给定一个大小为N的数组A[]和一个正整数K ,任务是找到最长子数组的长度,使得子数组的所有元素都是K的因子。
例子:
Input: A[] = {2, 8, 3, 10, 6, 7, 4, 9}, K = 60
Output: 3
Explanation: The longest subarray in which all elements are a factor of K (= 60) is {3, 10, 6}. Therefore, the required output is 3.
Input: A[] = {7, 20, 8, 10, 5}, K = 20
Output: 2
Explanation: The longest subarray in which all elements are a factor of K (= 20) is {10, 5}. Therefore, the required output is 2.
朴素方法:解决此问题的最简单方法是遍历数组并生成给定数组的所有可能子数组。
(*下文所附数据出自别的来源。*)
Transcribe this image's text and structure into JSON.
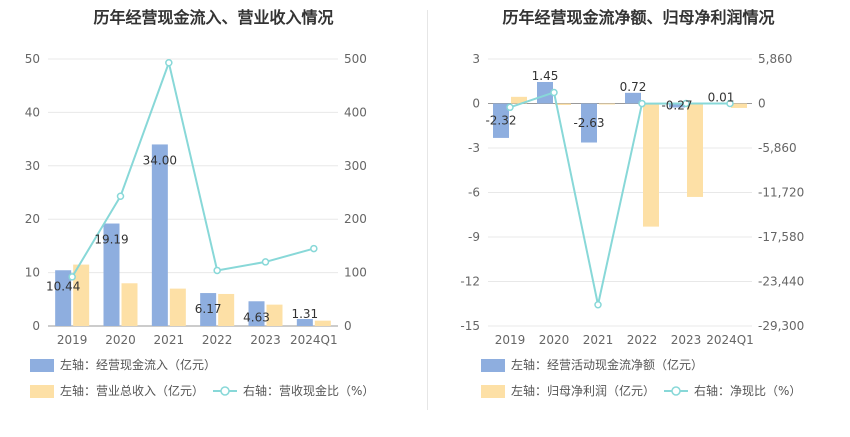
{
  "chart_data": [
    {
      "type": "bar",
      "title": "历年经营现金流入、营业收入情况",
      "categories": [
        "2019",
        "2020",
        "2021",
        "2022",
        "2023",
        "2024Q1"
      ],
      "left_axis": {
        "ylim": [
          0,
          50
        ],
        "ticks": [
          "0",
          "10",
          "20",
          "30",
          "40",
          "50"
        ]
      },
      "right_axis": {
        "ylim": [
          0,
          500
        ],
        "ticks": [
          "0",
          "100",
          "200",
          "300",
          "400",
          "500"
        ]
      },
      "series": [
        {
          "name": "左轴：经营现金流入（亿元）",
          "kind": "bar",
          "axis": "left",
          "color": "#8eaedf",
          "values": [
            10.44,
            19.19,
            34.0,
            6.17,
            4.63,
            1.31
          ],
          "labels": [
            "10.44",
            "19.19",
            "34.00",
            "6.17",
            "4.63",
            "1.31"
          ]
        },
        {
          "name": "左轴：营业总收入（亿元）",
          "kind": "bar",
          "axis": "left",
          "color": "#fde0a6",
          "values": [
            11.5,
            8.0,
            7.0,
            6.0,
            4.0,
            1.0
          ]
        },
        {
          "name": "右轴：营收现金比（%）",
          "kind": "line",
          "axis": "right",
          "color": "#88d8d8",
          "values": [
            92,
            243,
            493,
            104,
            120,
            145
          ]
        }
      ],
      "grid": true,
      "legend_position": "bottom"
    },
    {
      "type": "bar",
      "title": "历年经营现金流净额、归母净利润情况",
      "categories": [
        "2019",
        "2020",
        "2021",
        "2022",
        "2023",
        "2024Q1"
      ],
      "left_axis": {
        "ylim": [
          -15,
          3
        ],
        "ticks": [
          "-15",
          "-12",
          "-9",
          "-6",
          "-3",
          "0",
          "3"
        ]
      },
      "right_axis": {
        "ylim": [
          -29300,
          5860
        ],
        "ticks": [
          "-29,300",
          "-23,440",
          "-17,580",
          "-11,720",
          "-5,860",
          "0",
          "5,860"
        ]
      },
      "series": [
        {
          "name": "左轴：经营活动现金流净额（亿元）",
          "kind": "bar",
          "axis": "left",
          "color": "#8eaedf",
          "values": [
            -2.32,
            1.45,
            -2.63,
            0.72,
            -0.27,
            0.01
          ],
          "labels": [
            "-2.32",
            "1.45",
            "-2.63",
            "0.72",
            "-0.27",
            "0.01"
          ]
        },
        {
          "name": "左轴：归母净利润（亿元）",
          "kind": "bar",
          "axis": "left",
          "color": "#fde0a6",
          "values": [
            0.45,
            -0.1,
            -0.05,
            -8.3,
            -6.3,
            -0.3
          ]
        },
        {
          "name": "右轴：净现比（%）",
          "kind": "line",
          "axis": "right",
          "color": "#88d8d8",
          "values": [
            -500,
            1450,
            -26500,
            -10,
            5,
            0
          ]
        }
      ],
      "grid": true,
      "legend_position": "bottom"
    }
  ]
}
对于每个子数组,检查其所有元素是否都是K的因子。如果发现为真,则存储子数组的长度,如果它是到那时为止获得的最大值。最后,打印获得的最大长度作为所需答案。
时间复杂度: O(N 3 )
辅助空间: O(1)
高效方法:为了优化上述方法,思想是遍历数组并检查arr[i]是否是K的因子。如果发现为真,则增加子数组的长度。否则,如果它是迄今为止获得的最大值,则存储子数组的长度并重置为0 。请按照以下步骤解决问题:
- 初始化一个变量,比如MaxLen ,以存储最长子数组的长度,使得子数组中的每个元素都是K的因子。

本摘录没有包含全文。